Mansion Tax: The Effect of Transfer Taxes on the Residential Real Estate Market
Houses and apartments sold in New York and New Jersey at prices above $1 million are subject to the so-called 1% "mansion tax" imposed on the full value of the transaction. This policy generates a discontinuity (a "notch") in the overall tax liability. We rely on this and other discontinuities to analyze implications of transfer taxes in the real estate market. Using administrative records of property sales, we find robust evidence of substantial bunching and show that the incidence of this tax for transactions local to the discontinuity falls on sellers, may exceed the value of the tax, and is not explained by tax evasion (although supply-side quality adjustments may play a role). Above the notch, the volume of missing transactions exceeds those bunching below the notch. Interpreting our results in the context of an equilibrium bargaining model, we conclude that the market unravels in the neighborhood of the notch: its presence provides strong incentive for buyers and sellers in the proximity of the threshold not to transact. This effect, the identification and recognition of which is novel to this paper, is above and beyond the standard extensive margin response. When present, unraveling affects interpretation and estimation of bunching estimates. Finally, we show that the presence of the tax affects how the market operates away from the threshold---taxation increases price reductions during the search process and in the bargaining stage and weakens the relationship between listing and sale prices. We interpret these results as demonstrating that taxation affects the ultimate allocation in this search market.

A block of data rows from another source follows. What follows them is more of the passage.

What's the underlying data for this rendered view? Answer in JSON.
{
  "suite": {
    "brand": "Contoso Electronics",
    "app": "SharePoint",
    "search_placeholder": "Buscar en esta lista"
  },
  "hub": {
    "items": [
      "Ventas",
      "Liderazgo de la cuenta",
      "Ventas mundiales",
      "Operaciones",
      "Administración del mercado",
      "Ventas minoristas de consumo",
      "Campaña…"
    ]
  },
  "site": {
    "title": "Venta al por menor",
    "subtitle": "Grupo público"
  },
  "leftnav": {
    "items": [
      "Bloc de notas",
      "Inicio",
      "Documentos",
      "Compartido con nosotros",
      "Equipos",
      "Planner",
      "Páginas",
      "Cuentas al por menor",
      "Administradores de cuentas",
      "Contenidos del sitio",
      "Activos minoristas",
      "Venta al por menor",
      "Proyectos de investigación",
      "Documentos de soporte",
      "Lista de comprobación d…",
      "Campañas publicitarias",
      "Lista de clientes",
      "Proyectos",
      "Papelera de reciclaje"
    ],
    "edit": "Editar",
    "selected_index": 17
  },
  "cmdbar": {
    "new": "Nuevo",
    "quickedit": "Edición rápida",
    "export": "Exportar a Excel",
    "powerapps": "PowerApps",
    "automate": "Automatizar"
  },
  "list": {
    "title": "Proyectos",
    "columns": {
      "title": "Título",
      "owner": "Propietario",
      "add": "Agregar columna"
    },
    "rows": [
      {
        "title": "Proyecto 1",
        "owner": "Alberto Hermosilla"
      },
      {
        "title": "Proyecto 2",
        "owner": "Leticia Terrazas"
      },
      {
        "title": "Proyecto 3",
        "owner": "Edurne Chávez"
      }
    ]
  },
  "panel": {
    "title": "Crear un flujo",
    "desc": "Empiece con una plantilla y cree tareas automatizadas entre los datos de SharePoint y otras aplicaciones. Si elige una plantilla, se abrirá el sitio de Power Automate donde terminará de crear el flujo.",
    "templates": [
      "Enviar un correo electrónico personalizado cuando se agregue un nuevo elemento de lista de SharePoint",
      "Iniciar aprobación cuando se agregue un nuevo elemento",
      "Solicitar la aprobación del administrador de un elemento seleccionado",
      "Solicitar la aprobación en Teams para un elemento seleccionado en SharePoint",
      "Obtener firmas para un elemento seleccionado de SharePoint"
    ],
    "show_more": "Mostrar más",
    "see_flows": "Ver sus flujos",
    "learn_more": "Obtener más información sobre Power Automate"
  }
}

We are grateful to Chris Mayer, the Paul Milstein Center for Real Estate and the Real Estate Board of New York for the data. Gilles Duranton, Bill Gentry, Henrik Kleven, Randy Reback, Maya Rossin- Slater, Anindya Sen, and seminar participants at Columbia, Syracuse, Federal Reserve Board of Governors, Wharton, New York Fed, Toronto, New Economics School, Northwestern, 2013 IIPF meeting, the 2013 meeting of the CEA, 2014 meeting of the AEA and 2014 Utah Business Economics Conference provided many helpful suggestions. The views expressed herein are those of the authors and do not necessarily reflect the views of the National Bureau of Economic Research.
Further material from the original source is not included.